Sir

We read with interest the paper by Dr Haupt and co-workers (which appeared in a recent issue of the journal, 2005) concerning the putative role of leptin in the antipsychotic-induced body weight (BW) gain. Those authors performed a cross-sectional study measuring plasma leptin concentrations in schizophrenic patients treated with olanzapine, risperidone, or typical antipsychotics as compared to drug-free healthy controls. Since adiposity-related elevations in circulating leptin concentrations were similar in antipsychotic-treated patients and drug-free healthy controls, the authors concluded that antipsychotics-induced BW gain is not associated with defects in leptin secretion, clearance, or signaling. However, as Dr Haupt and co-workers pointed out in the discussion, their study ‘did not collect prospective serial measurements of changes in plasma leptin during the initial phase of antipsychotics treatment, limiting the ability to rule out changes in leptin signaling that might occur early in the process of weight change’.

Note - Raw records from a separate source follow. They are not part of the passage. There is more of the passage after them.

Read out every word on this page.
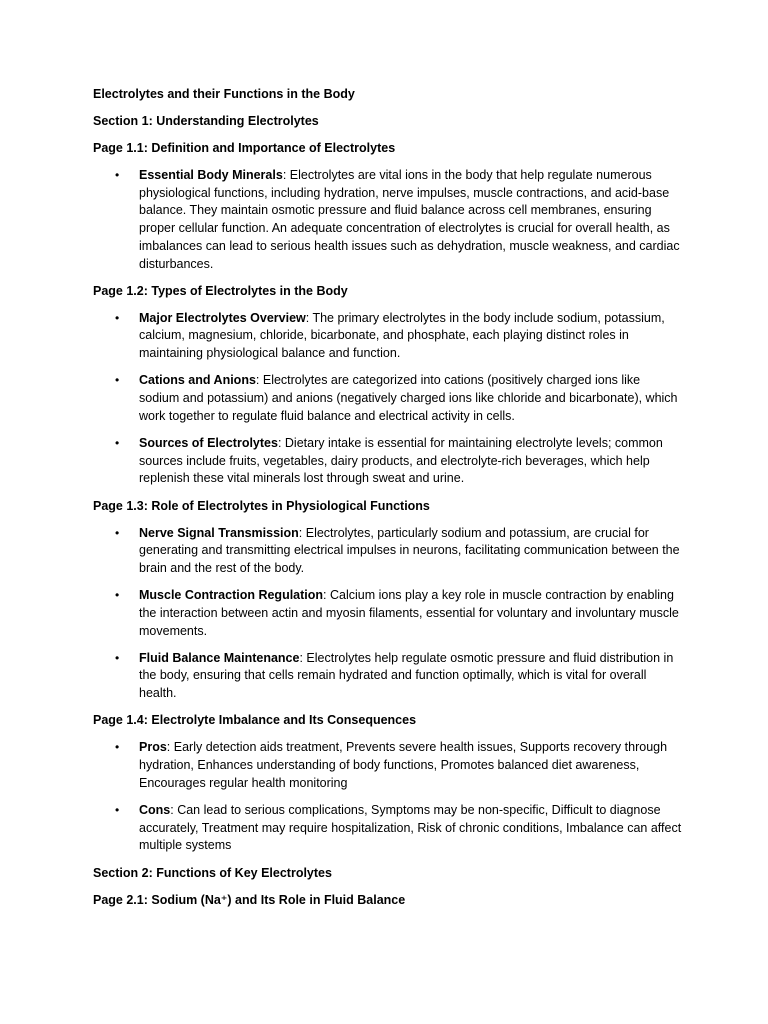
Electrolytes and their Functions in the Body
Section 1: Understanding Electrolytes
Page 1.1: Definition and Importance of Electrolytes
• Essential Body Minerals: Electrolytes are vital ions in the body that help regulate numerous physiological functions, including hydration, nerve impulses, muscle contractions, and acid-base balance. They maintain osmotic pressure and fluid balance across cell membranes, ensuring proper cellular function. An adequate concentration of electrolytes is crucial for overall health, as imbalances can lead to serious health issues such as dehydration, muscle weakness, and cardiac disturbances.
Page 1.2: Types of Electrolytes in the Body
• Major Electrolytes Overview: The primary electrolytes in the body include sodium, potassium, calcium, magnesium, chloride, bicarbonate, and phosphate, each playing distinct roles in maintaining physiological balance and function.
• Cations and Anions: Electrolytes are categorized into cations (positively charged ions like sodium and potassium) and anions (negatively charged ions like chloride and bicarbonate), which work together to regulate fluid balance and electrical activity in cells.
• Sources of Electrolytes: Dietary intake is essential for maintaining electrolyte levels; common sources include fruits, vegetables, dairy products, and electrolyte-rich beverages, which help replenish these vital minerals lost through sweat and urine.
Page 1.3: Role of Electrolytes in Physiological Functions
• Nerve Signal Transmission: Electrolytes, particularly sodium and potassium, are crucial for generating and transmitting electrical impulses in neurons, facilitating communication between the brain and the rest of the body.
• Muscle Contraction Regulation: Calcium ions play a key role in muscle contraction by enabling the interaction between actin and myosin filaments, essential for voluntary and involuntary muscle movements.
• Fluid Balance Maintenance: Electrolytes help regulate osmotic pressure and fluid distribution in the body, ensuring that cells remain hydrated and function optimally, which is vital for overall health.
Page 1.4: Electrolyte Imbalance and Its Consequences
• Pros: Early detection aids treatment, Prevents severe health issues, Supports recovery through hydration, Enhances understanding of body functions, Promotes balanced diet awareness, Encourages regular health monitoring
• Cons: Can lead to serious complications, Symptoms may be non-specific, Difficult to diagnose accurately, Treatment may require hospitalization, Risk of chronic conditions, Imbalance can affect multiple systems
Section 2: Functions of Key Electrolytes
Page 2.1: Sodium (Na⁺) and Its Role in Fluid Balance
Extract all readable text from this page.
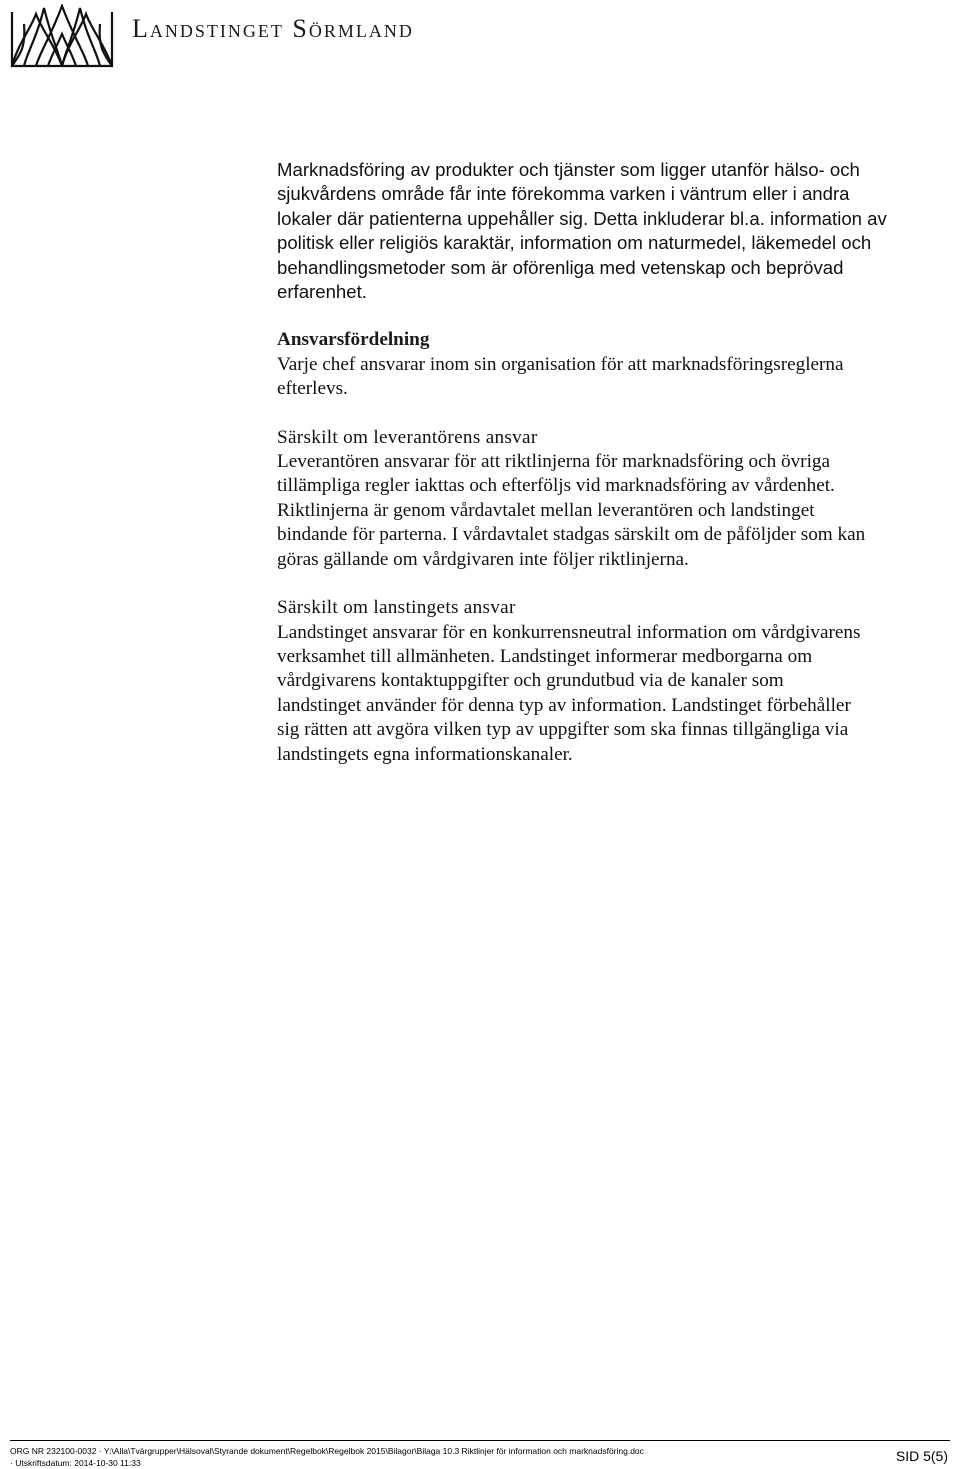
Landstinget Sörmland

Marknadsföring av produkter och tjänster som ligger utanför hälso- och
sjukvårdens område får inte förekomma varken i väntrum eller i andra
lokaler där patienterna uppehåller sig. Detta inkluderar bl.a. information av
politisk eller religiös karaktär, information om naturmedel, läkemedel och
behandlingsmetoder som är oförenliga med vetenskap och beprövad
erfarenhet.

Ansvarsfördelning

Varje chef ansvarar inom sin organisation för att marknadsföringsreglerna
efterlevs.

Särskilt om leverantörens ansvar

Leverantören ansvarar för att riktlinjerna för marknadsföring och övriga
tillämpliga regler iakttas och efterföljs vid marknadsföring av vårdenhet.
Riktlinjerna är genom vårdavtalet mellan leverantören och landstinget
bindande för parterna. I vårdavtalet stadgas särskilt om de påföljder som kan
göras gällande om vårdgivaren inte följer riktlinjerna.

Särskilt om lanstingets ansvar

Landstinget ansvarar för en konkurrensneutral information om vårdgivarens
verksamhet till allmänheten. Landstinget informerar medborgarna om
vårdgivarens kontaktuppgifter och grundutbud via de kanaler som
landstinget använder för denna typ av information. Landstinget förbehåller
sig rätten att avgöra vilken typ av uppgifter som ska finnas tillgängliga via
landstingets egna informationskanaler.

ORG NR 232100-0032 · Y:\Alla\Tvärgrupper\Hälsoval\Styrande dokument\Regelbok\Regelbok 2015\Bilagor\Bilaga 10.3 Riktlinjer för information och marknadsföring.doc
· Utskriftsdatum: 2014-10-30 11:33	SID 5(5)
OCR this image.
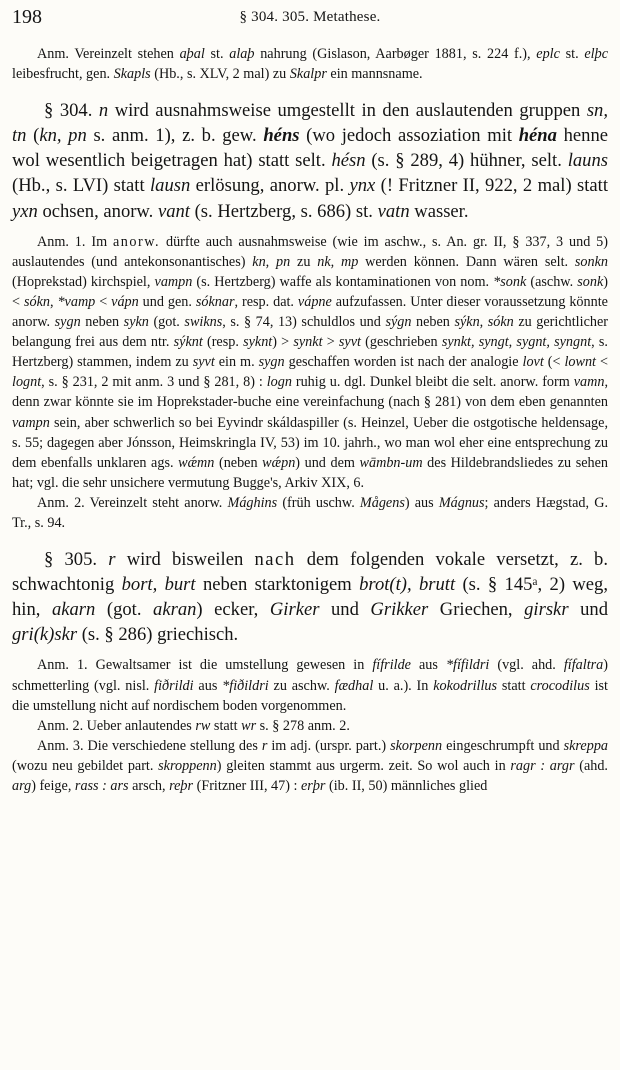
198	§ 304. 305. Metathese.

Anm. Vereinzelt stehen aþal st. alaþ nahrung (Gislason, Aarbøger 1881, s. 224 f.), eplc st. elþc leibesfrucht, gen. Skapls (Hb., s. XLV, 2 mal) zu Skalpr ein mannsname.

§ 304. n wird ausnahmsweise umgestellt in den auslautenden gruppen sn, tn (kn, pn s. anm. 1), z. b. gew. héns (wo jedoch assoziation mit héna henne wol wesentlich beigetragen hat) statt selt. hésn (s. § 289, 4) hühner, selt. launs (Hb., s. LVI) statt lausn erlösung, anorw. pl. ynx (! Fritzner II, 922, 2 mal) statt yxn ochsen, anorw. vant (s. Hertzberg, s. 686) st. vatn wasser.

Anm. 1. Im anorw. dürfte auch ausnahmsweise (wie im aschw., s. An. gr. II, § 337, 3 und 5) auslautendes (und antekonsonantisches) kn, pn zu nk, mp werden können. Dann wären selt. sonkn (Hoprekstad) kirchspiel, vampn (s. Hertzberg) waffe als kontaminationen von nom. *sonk (aschw. sonk) < sókn, *vamp < vápn und gen. sóknar, resp. dat. vápne aufzufassen. Unter dieser voraussetzung könnte anorw. sygn neben sykn (got. swikns, s. § 74, 13) schuldlos und sýgn neben sýkn, sókn zu gerichtlicher belangung frei aus dem ntr. sýknt (resp. syknt) > synkt > syvt (geschrieben synkt, syngt, sygnt, syngnt, s. Hertzberg) stammen, indem zu syvt ein m. sygn geschaffen worden ist nach der analogie lovt (< lownt < lognt, s. § 231, 2 mit anm. 3 und § 281, 8) : logn ruhig u. dgl. Dunkel bleibt die selt. anorw. form vamn, denn zwar könnte sie im Hoprekstader-buche eine vereinfachung (nach § 281) von dem eben genannten vampn sein, aber schwerlich so bei Eyvindr skáldaspiller (s. Heinzel, Ueber die ostgotische heldensage, s. 55; dagegen aber Jónsson, Heimskringla IV, 53) im 10. jahrh., wo man wol eher eine entsprechung zu dem ebenfalls unklaren ags. wǽmn (neben wǽpn) und dem wāmbn-um des Hildebrandsliedes zu sehen hat; vgl. die sehr unsichere vermutung Bugge's, Arkiv XIX, 6.

Anm. 2. Vereinzelt steht anorw. Mághins (früh uschw. Mågens) aus Mágnus; anders Hægstad, G. Tr., s. 94.

§ 305. r wird bisweilen nach dem folgenden vokale versetzt, z. b. schwachtonig bort, burt neben starktonigem brot(t), brutt (s. § 145ᵃ, 2) weg, hin, akarn (got. akran) ecker, Girker und Grikker Griechen, girskr und gri(k)skr (s. § 286) griechisch.

Anm. 1. Gewaltsamer ist die umstellung gewesen in fífrilde aus *fífildri (vgl. ahd. fífaltra) schmetterling (vgl. nisl. fiðrildi aus *fiðildri zu aschw. fædhal u. a.). In kokodrillus statt crocodilus ist die umstellung nicht auf nordischem boden vorgenommen.

Anm. 2. Ueber anlautendes rw statt wr s. § 278 anm. 2.

Anm. 3. Die verschiedene stellung des r im adj. (urspr. part.) skorpenn eingeschrumpft und skreppa (wozu neu gebildet part. skroppenn) gleiten stammt aus urgerm. zeit. So wol auch in ragr : argr (ahd. arg) feige, rass : ars arsch, reþr (Fritzner III, 47) : erþr (ib. II, 50) männliches glied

Actually, 3 years ago, we performed exactly such a kind of prospective study (Monteleone et al, 2002) and provided the evidence that in patients with schizophrenia, after 2 weeks of clozapine administration, plasma leptin levels increased much more than the amount of weight gained by patients and this increase negatively correlated with the patients’ percent increases of BW after 6 and 8 months of treatment. We hypothesized that, in the first phase of clozapine treatment, the marked rise in circulating leptin independently of total BW changes could theoretically signal to the brain the immediate need for appetite suppression and/or increase in the energy expenditure to counteract the incoming disturbance of the metabolic state induced by clozapine. This acute signaling function of leptin likely has long-term effects, since the higher the increase in the fat hormone plasma levels after 2 weeks of treatment, the lower the weight increase gained by clozapine-treated patients after 6 and 8 months of treatment.

Therefore, taking into account our results and those of Haupt et al, it seems that in patients experiencing antipsychotic-induced BW gain not only there is no impairment of leptin physiology, but circulating leptin changes in the first phase of treatment are likely to have even a protective role against long-term induced BW gain.